Likewise, children obviously cannot consent to any of this. Children engage in magical and imaginative thinking, and that's all this is. As adults do not have "gender identity" because nobody does, neither do children. Children say that they are Superman or horses as well--it's the same thing.
A study was done where doctors found and interviewed children who had insisted they were the opposite sex while they were young, but ultimately they grew out of it and never engaged in mutilation surgeries or opposite sex hormones. The vast majority of them didn't even remember any of their statements--they literally forgot they had even said any of it. Thank goodness they didn't ruin their bodies and lives.

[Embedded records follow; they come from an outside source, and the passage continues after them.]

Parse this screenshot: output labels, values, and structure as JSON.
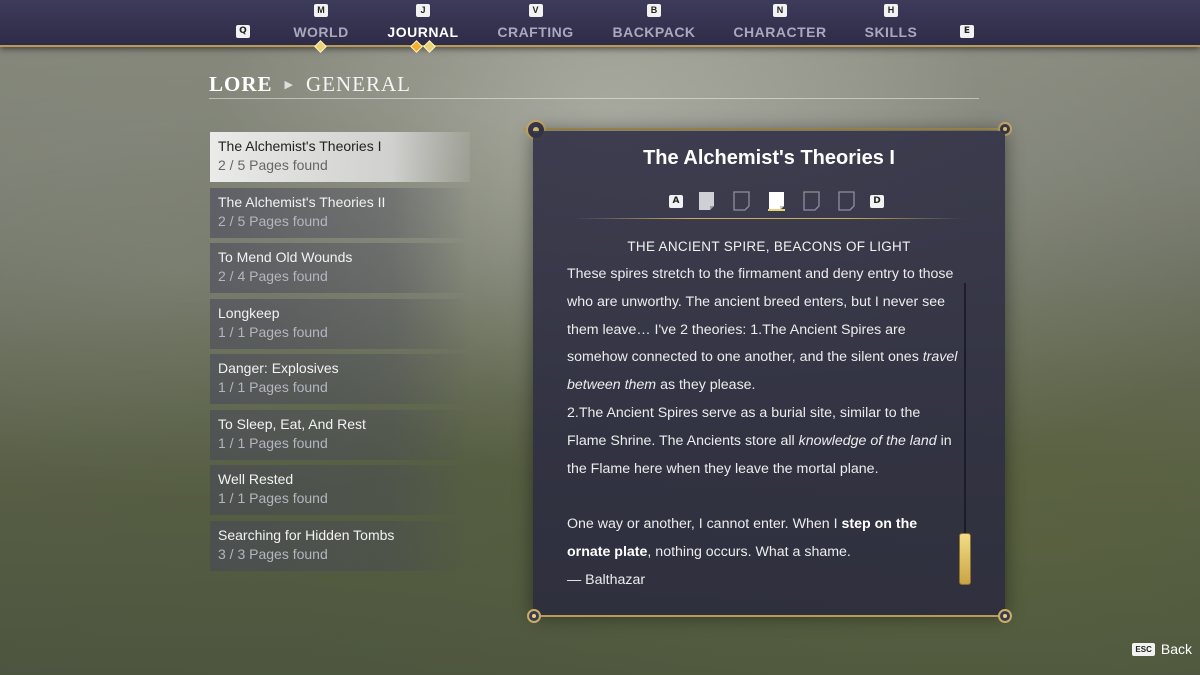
{
  "nav": {
    "left_key": "Q",
    "right_key": "E",
    "tabs": [
      {
        "key": "M",
        "label": "WORLD"
      },
      {
        "key": "J",
        "label": "JOURNAL"
      },
      {
        "key": "V",
        "label": "CRAFTING"
      },
      {
        "key": "B",
        "label": "BACKPACK"
      },
      {
        "key": "N",
        "label": "CHARACTER"
      },
      {
        "key": "H",
        "label": "SKILLS"
      }
    ],
    "active_tab": "JOURNAL"
  },
  "breadcrumb": {
    "main": "LORE",
    "sub": "GENERAL"
  },
  "lore_list": [
    {
      "title": "The Alchemist's Theories I",
      "count": "2 / 5 Pages found"
    },
    {
      "title": "The Alchemist's Theories II",
      "count": "2 / 5 Pages found"
    },
    {
      "title": "To Mend Old Wounds",
      "count": "2 / 4 Pages found"
    },
    {
      "title": "Longkeep",
      "count": "1 / 1 Pages found"
    },
    {
      "title": "Danger: Explosives",
      "count": "1 / 1 Pages found"
    },
    {
      "title": "To Sleep, Eat, And Rest",
      "count": "1 / 1 Pages found"
    },
    {
      "title": "Well Rested",
      "count": "1 / 1 Pages found"
    },
    {
      "title": "Searching for Hidden Tombs",
      "count": "3 / 3 Pages found"
    }
  ],
  "detail": {
    "title": "The Alchemist's Theories I",
    "prev_key": "A",
    "next_key": "D",
    "pages": [
      {
        "state": "found"
      },
      {
        "state": "missing"
      },
      {
        "state": "current"
      },
      {
        "state": "missing"
      },
      {
        "state": "missing"
      }
    ],
    "entry_heading": "THE ANCIENT SPIRE, BEACONS OF LIGHT",
    "body": {
      "p1_a": "These spires stretch to the firmament and deny entry to those who are unworthy. The ancient breed enters, but I never see them leave… I've 2 theories: 1.The Ancient Spires are somehow connected to one another, and the silent ones ",
      "p1_i": "travel between them",
      "p1_b": " as they please.",
      "p2_a": "2.The Ancient Spires serve as a burial site, similar to the Flame Shrine. The Ancients store all ",
      "p2_i": "knowledge of the land",
      "p2_b": " in the Flame here when they leave the mortal plane.",
      "p3_a": "One way or another, I cannot enter. When I ",
      "p3_bold": "step on the ornate plate",
      "p3_b": ", nothing occurs. What a shame.",
      "signature": "— Balthazar"
    }
  },
  "back": {
    "key": "ESC",
    "label": "Back"
  },
  "colors": {
    "accent_gold": "#c9ad62",
    "topbar": "#3d3b5a",
    "panel": "#343448"
  }
}
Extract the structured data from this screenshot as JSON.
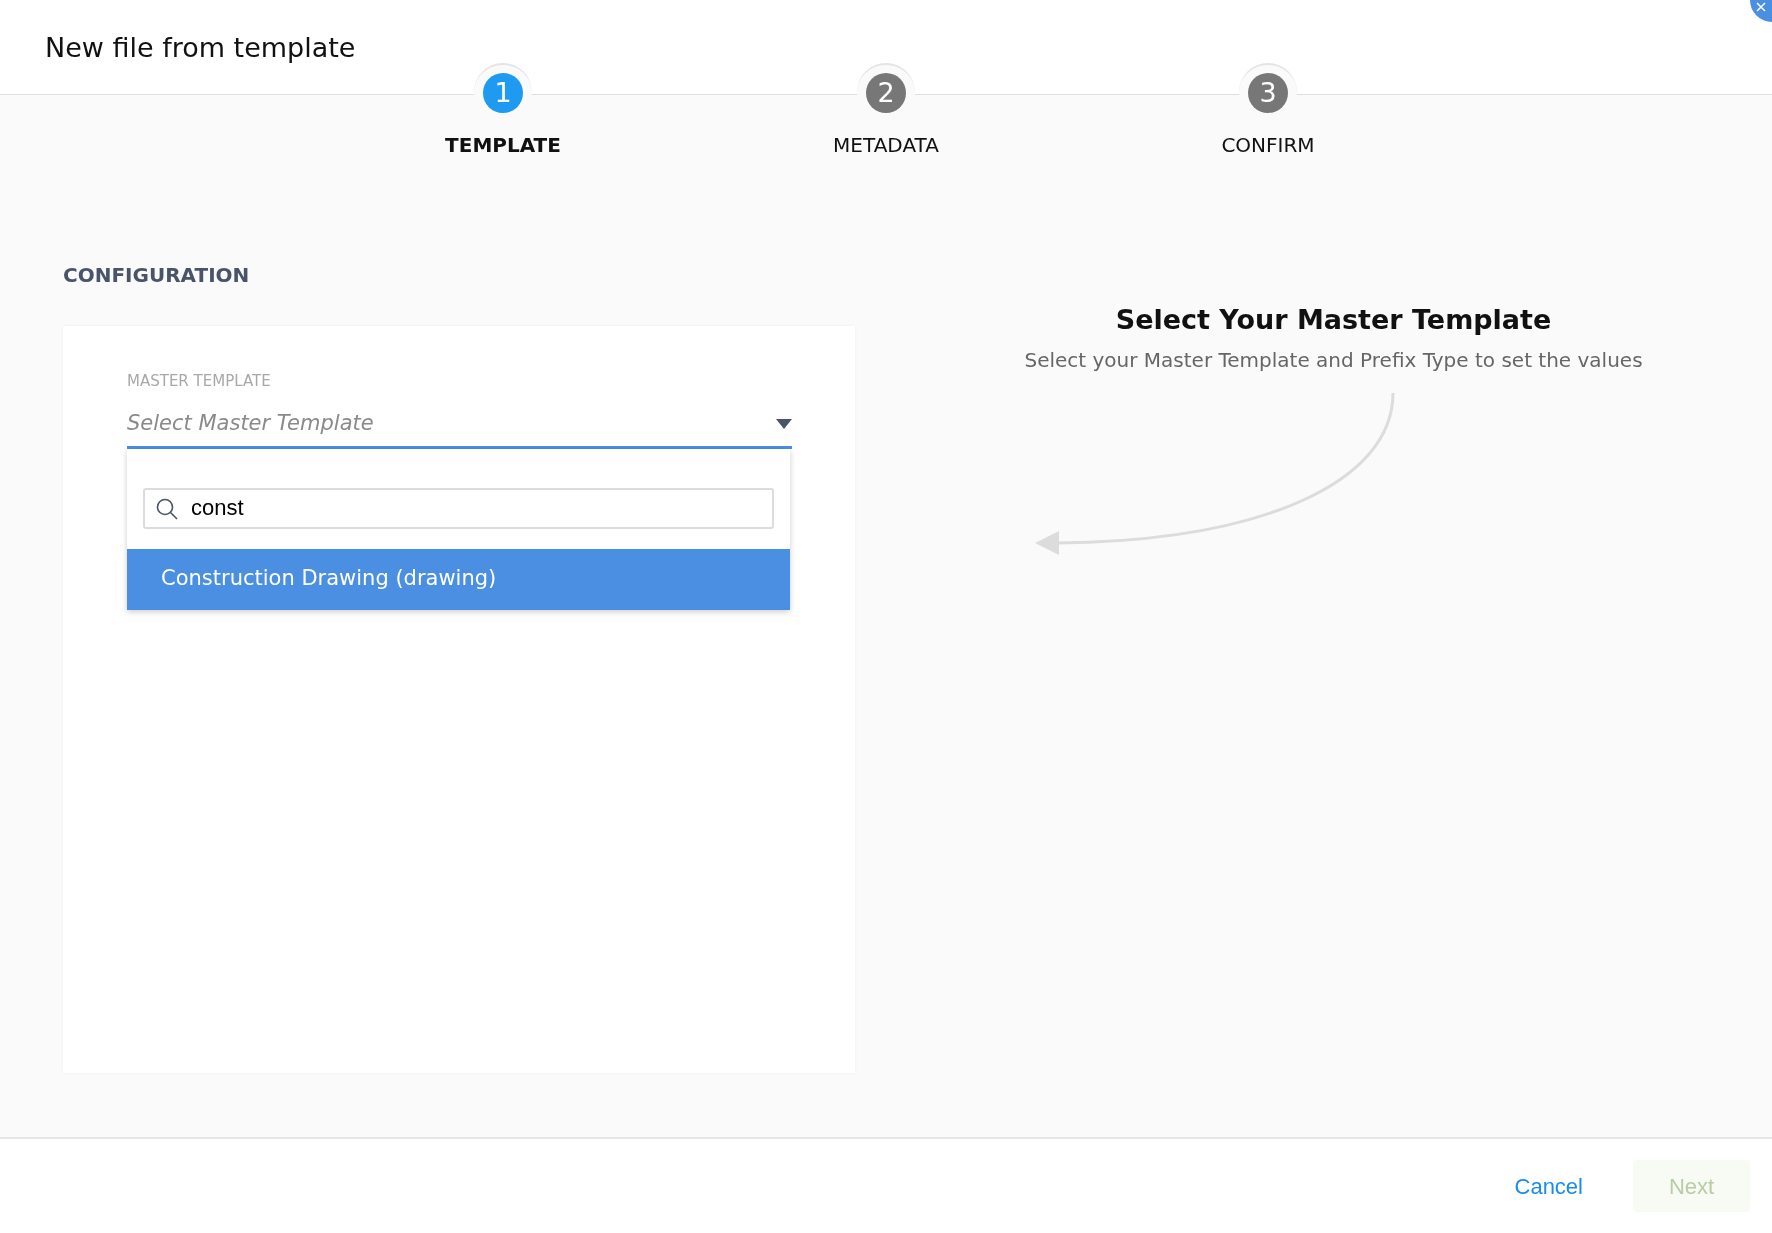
{
  "window": {
    "title": "New file from template"
  },
  "steps": [
    {
      "number": "1",
      "label": "TEMPLATE",
      "selected": true
    },
    {
      "number": "2",
      "label": "METADATA",
      "selected": false
    },
    {
      "number": "3",
      "label": "CONFIRM",
      "selected": false
    }
  ],
  "section": {
    "title": "CONFIGURATION"
  },
  "master_template": {
    "label": "MASTER TEMPLATE",
    "placeholder": "Select Master Template",
    "expanded": true,
    "search": {
      "value": "const"
    },
    "options": [
      {
        "label": "Construction Drawing (drawing)",
        "selected": true
      }
    ]
  },
  "hint": {
    "title": "Select Your Master Template",
    "text": "Select your Master Template and Prefix Type to set the values"
  },
  "buttons": [
    {
      "label": "Cancel",
      "kind": "link",
      "disabled": false
    },
    {
      "label": "Next",
      "kind": "primary",
      "disabled": true
    }
  ]
}
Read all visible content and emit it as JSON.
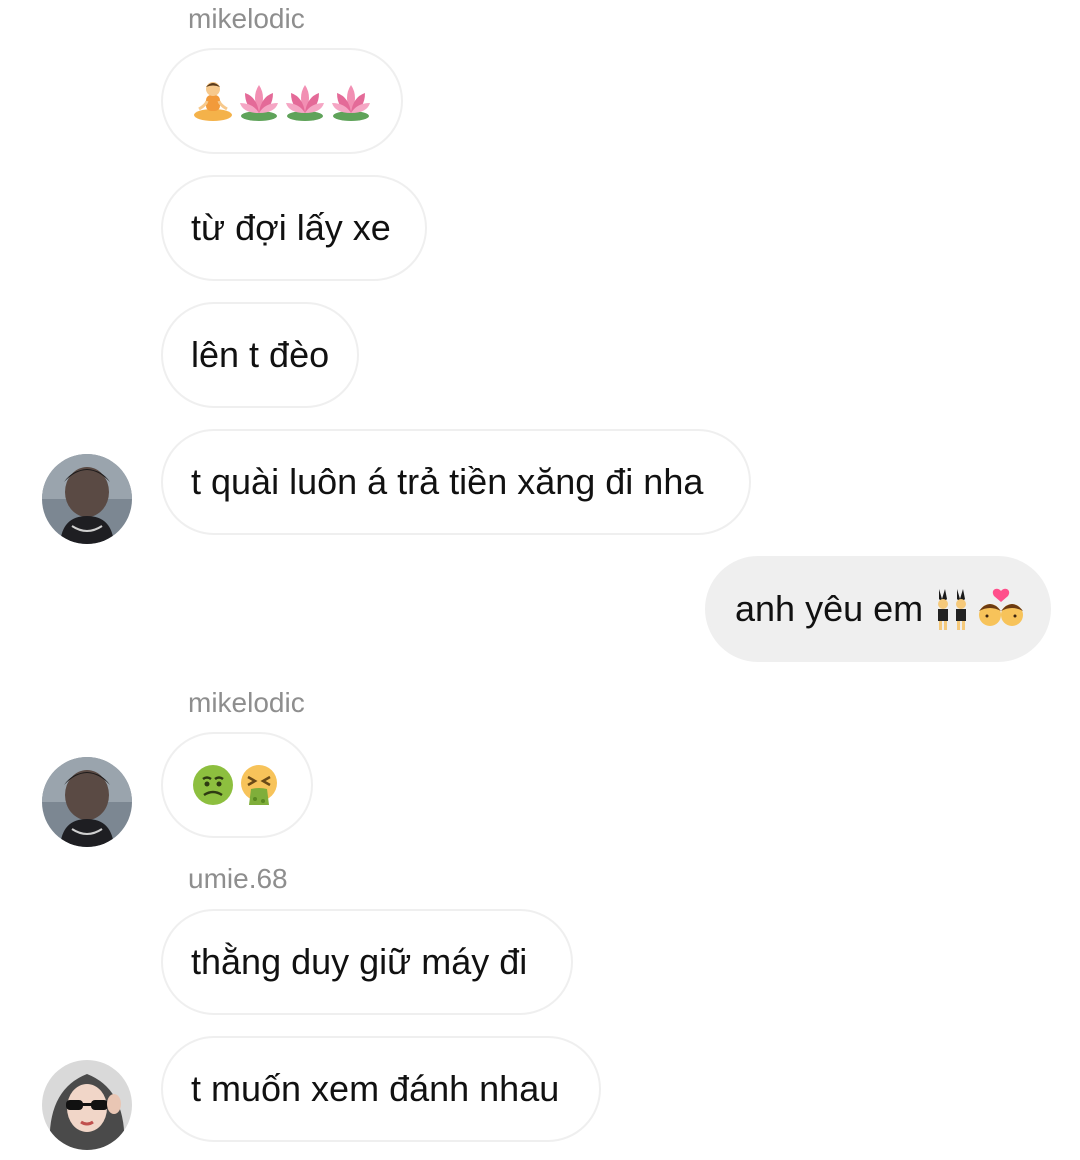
{
  "messages": [
    {
      "sender": "mikelodic",
      "text": "",
      "emoji": [
        "person-in-lotus-position",
        "lotus",
        "lotus",
        "lotus"
      ]
    },
    {
      "text": "từ đợi lấy xe"
    },
    {
      "text": "lên t đèo"
    },
    {
      "text": "t quài luôn á trả tiền xăng đi nha",
      "avatar": "mikelodic-avatar"
    },
    {
      "text": "anh yêu em",
      "outgoing": true,
      "emoji": [
        "people-with-bunny-ears",
        "kiss"
      ]
    },
    {
      "sender": "mikelodic",
      "emoji": [
        "nauseated-face",
        "vomiting-face"
      ],
      "avatar": "mikelodic-avatar"
    },
    {
      "sender": "umie.68",
      "text": "thằng duy giữ máy đi"
    },
    {
      "text": "t muốn xem đánh nhau",
      "avatar": "umie-avatar"
    }
  ],
  "colors": {
    "outgoing_bubble": "#efefef",
    "bubble_border": "#efefef",
    "sender_name": "#8e8e8e",
    "text": "#111111"
  }
}
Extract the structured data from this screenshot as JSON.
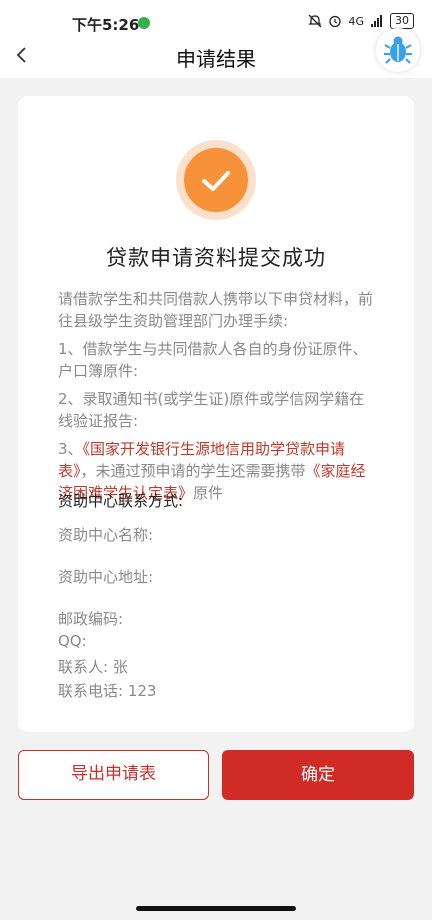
{
  "status_bar": {
    "time": "下午5:26",
    "battery": "30",
    "network": "4G"
  },
  "nav": {
    "title": "申请结果"
  },
  "result": {
    "title": "贷款申请资料提交成功",
    "intro": "请借款学生和共同借款人携带以下申贷材料，前往县级学生资助管理部门办理手续:",
    "item1": "1、借款学生与共同借款人各自的身份证原件、户口簿原件:",
    "item2": "2、录取通知书(或学生证)原件或学信网学籍在线验证报告:",
    "item3_prefix": "3、",
    "item3_red1": "《国家开发银行生源地信用助学贷款申请表》",
    "item3_mid": "，未通过预申请的学生还需要携带",
    "item3_red2": "《家庭经济困难学生认定表》",
    "item3_suffix": "原件"
  },
  "contact": {
    "heading": "资助中心联系方式:",
    "name_label": "资助中心名称:",
    "address_label": "资助中心地址:",
    "postcode_label": "邮政编码:",
    "qq_label": "QQ:",
    "person_label": "联系人: 张",
    "phone_label": "联系电话: 123"
  },
  "buttons": {
    "export": "导出申请表",
    "confirm": "确定"
  },
  "colors": {
    "accent_red": "#d02b27",
    "check_orange": "#f7923a"
  }
}
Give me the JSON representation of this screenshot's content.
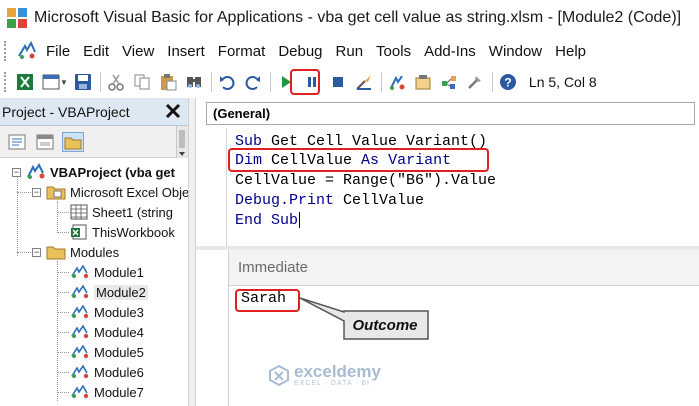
{
  "window": {
    "title": "Microsoft Visual Basic for Applications - vba get cell value as string.xlsm - [Module2 (Code)]"
  },
  "menu": {
    "items": [
      "File",
      "Edit",
      "View",
      "Insert",
      "Format",
      "Debug",
      "Run",
      "Tools",
      "Add-Ins",
      "Window",
      "Help"
    ]
  },
  "toolbar": {
    "status": "Ln 5, Col 8",
    "icons": [
      "excel-icon",
      "insert-userform-icon",
      "save-icon",
      "cut-icon",
      "copy-icon",
      "paste-icon",
      "find-icon",
      "undo-icon",
      "redo-icon",
      "run-icon",
      "break-icon",
      "reset-icon",
      "design-mode-icon",
      "project-explorer-icon",
      "properties-icon",
      "object-browser-icon",
      "toolbox-icon",
      "help-icon"
    ]
  },
  "project": {
    "title": "Project - VBAProject",
    "tree": {
      "root": "VBAProject (vba get",
      "excel_objects": "Microsoft Excel Obje",
      "sheet1": "Sheet1 (string",
      "thisworkbook": "ThisWorkbook",
      "modules_folder": "Modules",
      "modules": [
        "Module1",
        "Module2",
        "Module3",
        "Module4",
        "Module5",
        "Module6",
        "Module7"
      ],
      "selected_module": "Module2"
    }
  },
  "code": {
    "object_dropdown": "(General)",
    "lines": [
      [
        {
          "t": "Sub",
          "k": true
        },
        {
          "t": " Get Cell Value Variant()",
          "k": false
        }
      ],
      [
        {
          "t": "Dim",
          "k": true
        },
        {
          "t": " CellValue ",
          "k": false
        },
        {
          "t": "As",
          "k": true
        },
        {
          "t": " Variant",
          "k": true
        }
      ],
      [
        {
          "t": "CellValue = Range(\"B6\").Value",
          "k": false
        }
      ],
      [
        {
          "t": "Debug.Print",
          "k": true
        },
        {
          "t": " CellValue",
          "k": false
        }
      ],
      [
        {
          "t": "End Sub",
          "k": true
        }
      ]
    ]
  },
  "immediate": {
    "title": "Immediate",
    "output": "Sarah"
  },
  "annotation": {
    "callout": "Outcome",
    "highlight_color": "#e02020"
  },
  "watermark": {
    "name": "exceldemy",
    "tagline": "EXCEL · DATA · BI"
  },
  "colors": {
    "keyword": "#00008b",
    "panel_header": "#dde8f3"
  }
}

Ask any boy who says he's actually a girl and it will boil down to two things--clothing and toys. That's all children understand. Boys who want to play with dolls and wear skirts literally think they're girls. They're not. They need to be told that they can wear and play with what they like, but they're male and always will be. Children would also eat ice cream for every meal if they could. They need to be told no.
Furthermore, the short-term goal of the "trans" lie is normalization of pedophilia. That is explicitly its goal, ever since John Money's "work." If children can consent to "gender transition" they can consent to sex. There are plenty of adult males waiting to take advantage of this. Do I really need to explain this?
So, the answer is no. To all of it. Children, adults, everyone. There is just no such thing since "gender" is a linguistics term that only applies to words and cannot apply to humans, and pedophiles should be shamed.
End of story.
Thanks once more for your excellent exposition of the law around this!